Q3 — Sample Band 6 response (6 marks)
The claim is partly correct but substantially flawed. [1 — overall evaluative judgement]
What is defensible: Density-dependent factors do regulate populations and are the mechanism that causes logistic growth to level off near K. Food competition, disease and predation genuinely intensify as density increases, and they are the primary long-term regulators of population size in stable environments. [1 — concedes correct element]
What is wrong:
- “K is a fixed ceiling.” K changes with environmental conditions: drought reduces K (less food and water); a good wet season increases K; introduced diseases (e.g. myxomatosis) can permanently lower K. K is dynamic, not fixed. [1 — refutes “fixed ceiling”]
- “Populations stop growing permanently once they hit K.” Populations oscillate around K; they do not stop at K and stay there. When K itself changes (e.g. due to drought, a disease, habitat loss), the population is pushed above or below the new K and adjusts accordingly. [1 — refutes “stop permanently”]
- “Density-independent factors cannot be used in conservation strategy.” While density-independent events (drought, fire) are less predictable than density-dependent factors, they are absolutely relevant to conservation. Managers deliberately use fire to reduce habitat for pest species, altering K. Water management in arid zones restricts breeding for introduced species. Predicting drought impacts allows preemptive intervention. [1 — refutes “cannot be used in strategy”]

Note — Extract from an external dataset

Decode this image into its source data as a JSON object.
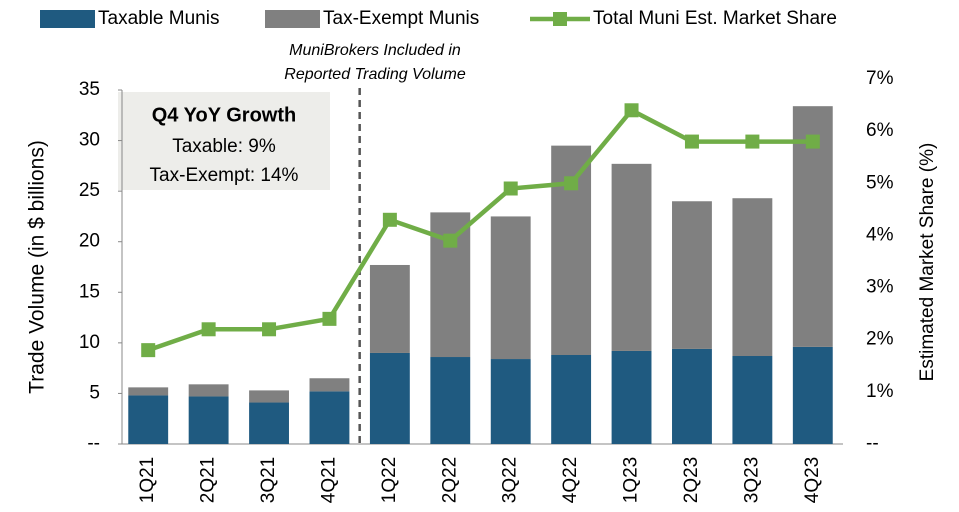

Defensible reformulation: “Carrying capacity is a dynamic value that changes with environmental conditions; populations oscillate around K rather than stopping permanently at it. Both density-dependent factors (food, disease, predation) and density-independent factors (drought, fire, habitat modification) affect K and population size, and both can be incorporated into conservation and management strategies.” [1 — biologically defensible reformulation]
Marking criteria.
- 1 mark — States an overall evaluative judgement (e.g. “partly correct but substantially flawed”).
- 1 mark — Correctly identifies the defensible element (density-dependent factors do regulate populations and drive logistic growth).
- 1 mark — Correctly refutes “K is a fixed ceiling” with evidence that K changes (drought, disease, seasons).
- 1 mark — Correctly refutes “populations stop permanently at K” with the oscillation around K concept.
- 1 mark — Correctly refutes “density-independent factors cannot be used in strategy” with an example of deliberate use (fire management, water restriction).
- 1 mark — Reformulates the claim into a biologically defensible statement that integrates K as dynamic, oscillation, and both factor types in management.